Improving Heart-Focused Medical Question Answering in LLMs via Variance-Aware Rubric Rewards with GRPO
For developers of small, efficient LLMs for healthcare, this work provides a practical post-training strategy to improve medical reasoning without large models, though the gains are domain-specific and incremental.
The authors propose a Variance-Aware Reward Framework for GRPO to improve heart-focused medical QA in LLMs. Their best variant boosts accuracy from 0.362 to 0.502 and F1 from 0.532 to 0.668 on a heart-related subset of HealthBench, matching GPT-OSS-120B performance.
Large Language Models (LLMs) have shown strong promise in healthcare applications. Yet deploying general-purpose models in real-world settings remains difficult due to data privacy constraints, inference costs, and limited suitability for edge or on-device use. These challenges motivate the development of smaller, more efficient models that require robust post-training strategies to ensure reliable medical reasoning. In this work, we investigate Group Relative Policy Optimization (GRPO) for post-training LLMs on heart-focused medical question answering with rubric-based supervision derived from RaR-Medicine.

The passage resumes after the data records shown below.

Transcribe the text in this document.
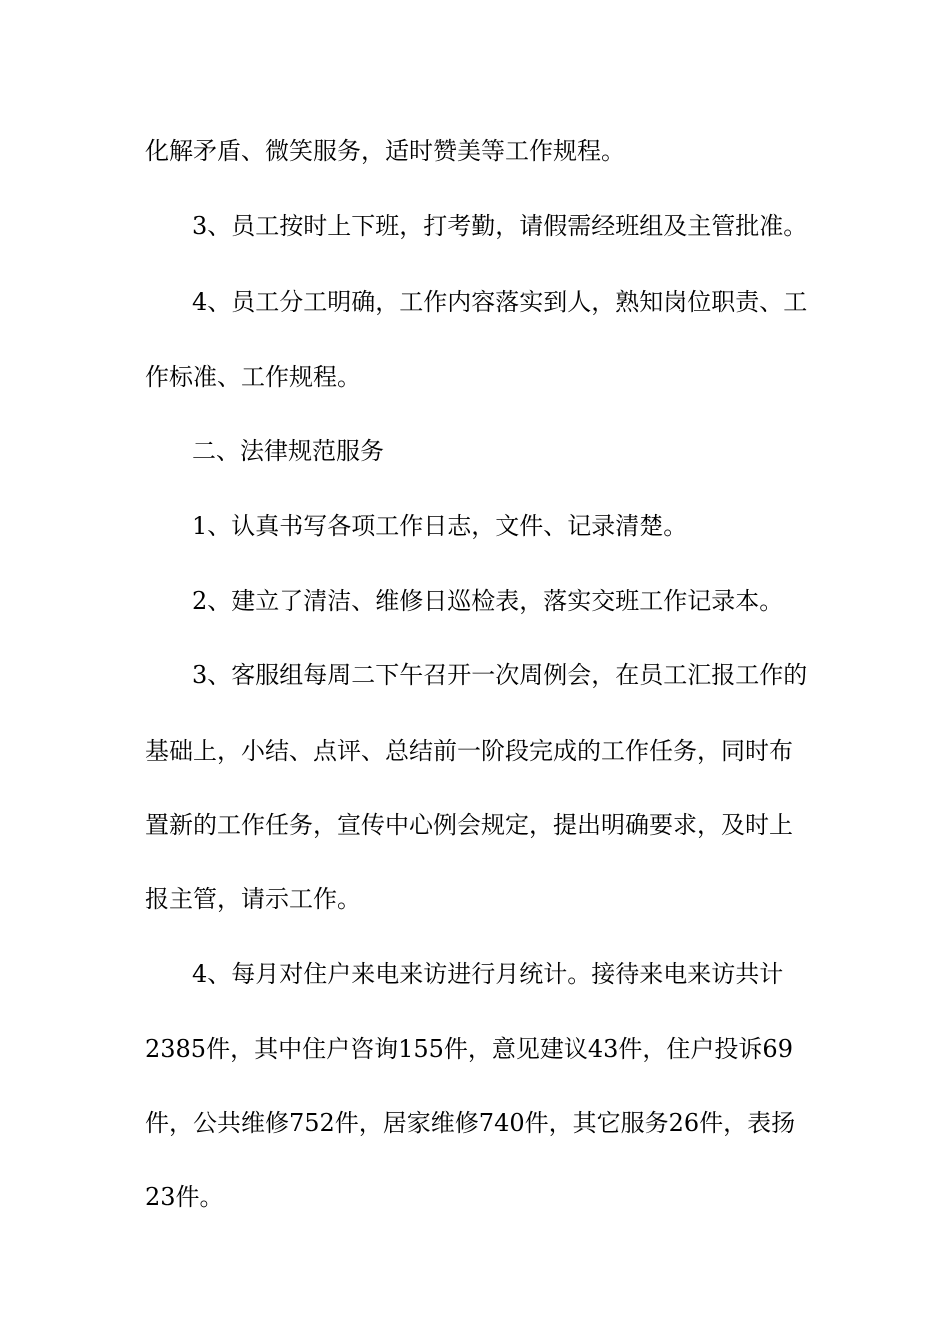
化解矛盾、微笑服务，适时赞美等工作规程。
3、员工按时上下班，打考勤，请假需经班组及主管批准。
4、员工分工明确，工作内容落实到人，熟知岗位职责、工
作标准、工作规程。
二、法律规范服务
1、认真书写各项工作日志，文件、记录清楚。
2、建立了清洁、维修日巡检表，落实交班工作记录本。
3、客服组每周二下午召开一次周例会，在员工汇报工作的
基础上，小结、点评、总结前一阶段完成的工作任务，同时布
置新的工作任务，宣传中心例会规定，提出明确要求，及时上
报主管，请示工作。
4、每月对住户来电来访进行月统计。接待来电来访共计
2385件，其中住户咨询155件，意见建议43件，住户投诉69
件，公共维修752件，居家维修740件，其它服务26件，表扬
23件。
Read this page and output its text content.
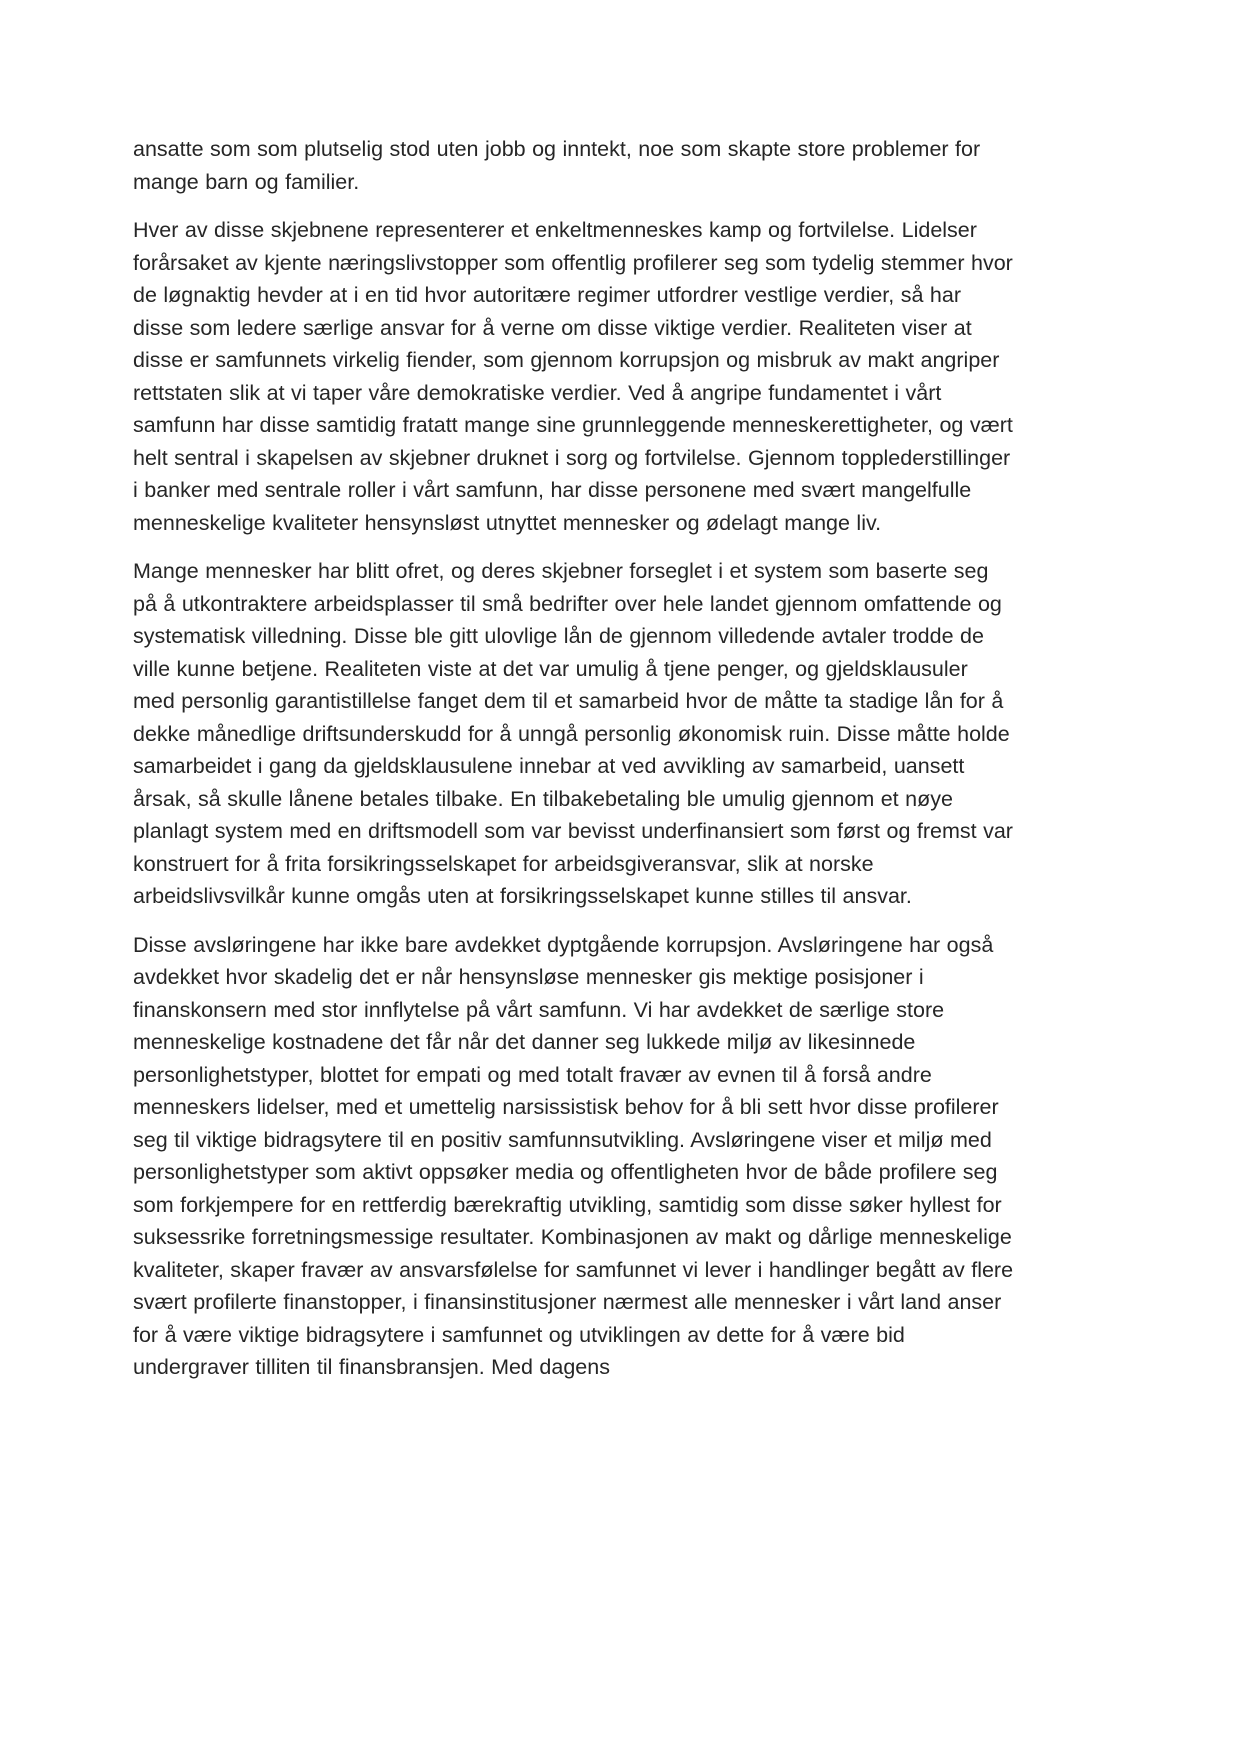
ansatte som som plutselig stod uten jobb og inntekt, noe som skapte store problemer for mange barn og familier.

Hver av disse skjebnene representerer et enkeltmenneskes kamp og fortvilelse. Lidelser forårsaket av kjente næringslivstopper som offentlig profilerer seg som tydelig stemmer hvor de løgnaktig hevder at i en tid hvor autoritære regimer utfordrer vestlige verdier, så har disse som ledere særlige ansvar for å verne om disse viktige verdier. Realiteten viser at disse er samfunnets virkelig fiender, som gjennom korrupsjon og misbruk av makt angriper rettstaten slik at vi taper våre demokratiske verdier. Ved å angripe fundamentet i vårt samfunn har disse samtidig fratatt mange sine grunnleggende menneskerettigheter, og vært helt sentral i skapelsen av skjebner druknet i sorg og fortvilelse. Gjennom topplederstillinger i banker med sentrale roller i vårt samfunn, har disse personene med svært mangelfulle menneskelige kvaliteter hensynsløst utnyttet mennesker og ødelagt mange liv.

Mange mennesker har blitt ofret, og deres skjebner forseglet i et system som baserte seg på å utkontraktere arbeidsplasser til små bedrifter over hele landet gjennom omfattende og systematisk villedning. Disse ble gitt ulovlige lån de gjennom villedende avtaler trodde de ville kunne betjene. Realiteten viste at det var umulig å tjene penger, og gjeldsklausuler med personlig garantistillelse fanget dem til et samarbeid hvor de måtte ta stadige lån for å dekke månedlige driftsunderskudd for å unngå personlig økonomisk ruin. Disse måtte holde samarbeidet i gang da gjeldsklausulene innebar at ved avvikling av samarbeid, uansett årsak, så skulle lånene betales tilbake. En tilbakebetaling ble umulig gjennom et nøye planlagt system med en driftsmodell som var bevisst underfinansiert som først og fremst var konstruert for å frita forsikringsselskapet for arbeidsgiveransvar, slik at norske arbeidslivsvilkår kunne omgås uten at forsikringsselskapet kunne stilles til ansvar.

Disse avsløringene har ikke bare avdekket dyptgående korrupsjon. Avsløringene har også avdekket hvor skadelig det er når hensynsløse mennesker gis mektige posisjoner i finanskonsern med stor innflytelse på vårt samfunn. Vi har avdekket de særlige store menneskelige kostnadene det får når det danner seg lukkede miljø av likesinnede personlighetstyper, blottet for empati og med totalt fravær av evnen til å forså andre menneskers lidelser, med et umettelig narsissistisk behov for å bli sett hvor disse profilerer seg til viktige bidragsytere til en positiv samfunnsutvikling. Avsløringene viser et miljø med personlighetstyper som aktivt oppsøker media og offentligheten hvor de både profilere seg som forkjempere for en rettferdig bærekraftig utvikling, samtidig som disse søker hyllest for suksessrike forretningsmessige resultater. Kombinasjonen av makt og dårlige menneskelige kvaliteter, skaper fravær av ansvarsfølelse for samfunnet vi lever i handlinger begått av flere svært profilerte finanstopper, i finansinstitusjoner nærmest alle mennesker i vårt land anser for å være viktige bidragsytere i samfunnet og utviklingen av dette for å være bid undergraver tilliten til finansbransjen. Med dagens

We propose a Variance-Aware Reward Framework that extends the Explicit Aggregation and Implicit Aggregation strategies of Rubrics as Rewards by replacing weighted binary criterion aggregation and single overall Likert-style scoring with continuous analytical reward functions derived from criterion-level rubric outcomes. This formulation provides richer optimization signals for feedback that is sparse, multi-criteria, and difficult to verify automatically, and enables more stable on-policy reinforcement learning. On a held-out heart-related subset of HealthBench, our best GRPO variant improves accuracy from 0.362 to 0.502 and F1 from 0.532 to 0.668 relative to the Qwen3-14B base model, while remaining competitive with GPT-OSS-120B (0.508 accuracy, 0.674 F1). Our findings show that carefully designed rubric-based rewards provide a practical strategy for improving heart-focused medical question answering in LLMs, with potential to extend to other rubric-based tasks.